- Interactive map of Kyte
- Coordinates: 60°40′14″N 6°30′40″E﻿ / ﻿60.67065°N 6.51116°E
- Country: Norway
- Region: Western Norway
- County: Vestland
- District: Voss
- Municipality: Voss Municipality
- Elevation: 282 m (925 ft)
- Time zone: UTC+01:00 (CET)
- • Summer (DST): UTC+02:00 (CEST)
- Post Code: 5700 Voss

= Kyte, Norway =

Village in Voss Municipality, Norway

Kyte is a hamlet and basic statistical unit (grunnkrets) in Voss Municipality in Vestland county, Norway. It is located just southeast of the village of Nordheim and west of the village of Klyve. The municipal centre, Vossavangen, is located about 8 km to the southwest.
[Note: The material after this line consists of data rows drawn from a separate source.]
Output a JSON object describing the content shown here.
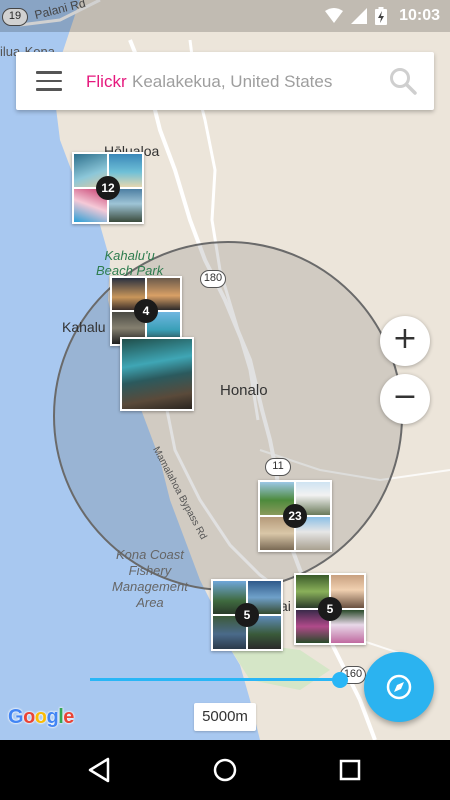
{
  "status_bar": {
    "time": "10:03"
  },
  "search": {
    "brand": "Flickr",
    "location": "Kealakekua, United States"
  },
  "map_labels": {
    "halualoa": "Hōlualoa",
    "kahaluu_park": "Kahalu'u\nBeach Park",
    "kahaluu": "Kahalu",
    "honalo": "Honalo",
    "bypass": "Mamalahoa Bypass Rd",
    "kona_coast": "Kona Coast\nFishery\nManagement\nArea",
    "kealakekua_fragment": "ai",
    "top_road": "Palani Rd",
    "top_town": "ilua-Kona"
  },
  "route_shields": {
    "r19": "19",
    "r180": "180",
    "r11": "11",
    "r160": "160"
  },
  "clusters": [
    {
      "count": "12"
    },
    {
      "count": "4"
    },
    {
      "count": "23"
    },
    {
      "count": "5"
    },
    {
      "count": "5"
    }
  ],
  "zoom": {
    "in": "+",
    "out": "−"
  },
  "radius": {
    "label": "5000m",
    "value_fraction": 0.97
  },
  "attribution": "Google",
  "colors": {
    "accent": "#2bb3f0",
    "brand": "#e5197e",
    "water": "#a8c8f0",
    "land": "#ece5da"
  }
}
Kyte includes the farms Nedra Kyte (literally, 'lower Kyte'; elevation 270 m) to the southwest and Øvre Kyte (literally, 'upper Kyte'; elevation 307 m) to the northeast. The settlement is accessible via Norwegian County Road 5388, also known as Kytesvegen (lit. 'Kyte Road').
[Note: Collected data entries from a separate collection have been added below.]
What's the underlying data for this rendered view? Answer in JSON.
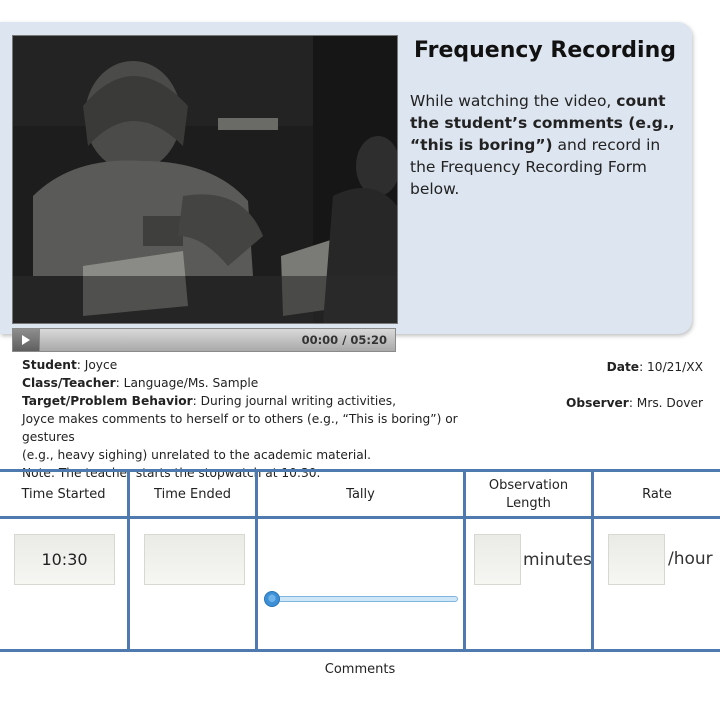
{
  "video": {
    "time": "00:00 / 05:20",
    "play_icon": "play-icon"
  },
  "header": {
    "title": "Frequency Recording",
    "instr_pre": "While watching the video, ",
    "instr_bold": "count the student’s comments (e.g., “this is boring”)",
    "instr_post": " and record in the Frequency Recording Form below."
  },
  "info": {
    "student_label": "Student",
    "student": ": Joyce",
    "class_label": "Class/Teacher",
    "class": ": Language/Ms. Sample",
    "target_label": "Target/Problem Behavior",
    "target_1": ": During journal writing activities,",
    "target_2": "Joyce makes comments to herself or to others (e.g., “This is boring”) or gestures",
    "target_3": "(e.g., heavy sighing) unrelated to the academic material.",
    "note": "Note: The teacher starts the stopwatch at 10:30.",
    "date_label": "Date",
    "date": ": 10/21/XX",
    "observer_label": "Observer",
    "observer": ": Mrs. Dover"
  },
  "table": {
    "headers": {
      "time_started": "Time Started",
      "time_ended": "Time Ended",
      "tally": "Tally",
      "obs_length_1": "Observation",
      "obs_length_2": "Length",
      "rate": "Rate"
    },
    "time_started_value": "10:30",
    "time_ended_value": "",
    "tally_value": 0,
    "obs_length_value": "",
    "obs_length_unit": "minutes",
    "rate_value": "",
    "rate_unit": "/hour",
    "comments_label": "Comments"
  },
  "colors": {
    "panel": "#dde5f0",
    "table_lines": "#4f7ab0",
    "slider": "#3d8fd6"
  }
}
The settlement was attested as Kytuin in 1303 (and as Kytin in 1417 and Kythen in 1468, among other names). The name is originally a compound of *Kýt-(v)in; the first element may mean 'hump' or 'rise' and the second element, vin, is a common Old Norse place-name element meaning 'meadow' or 'pasture'.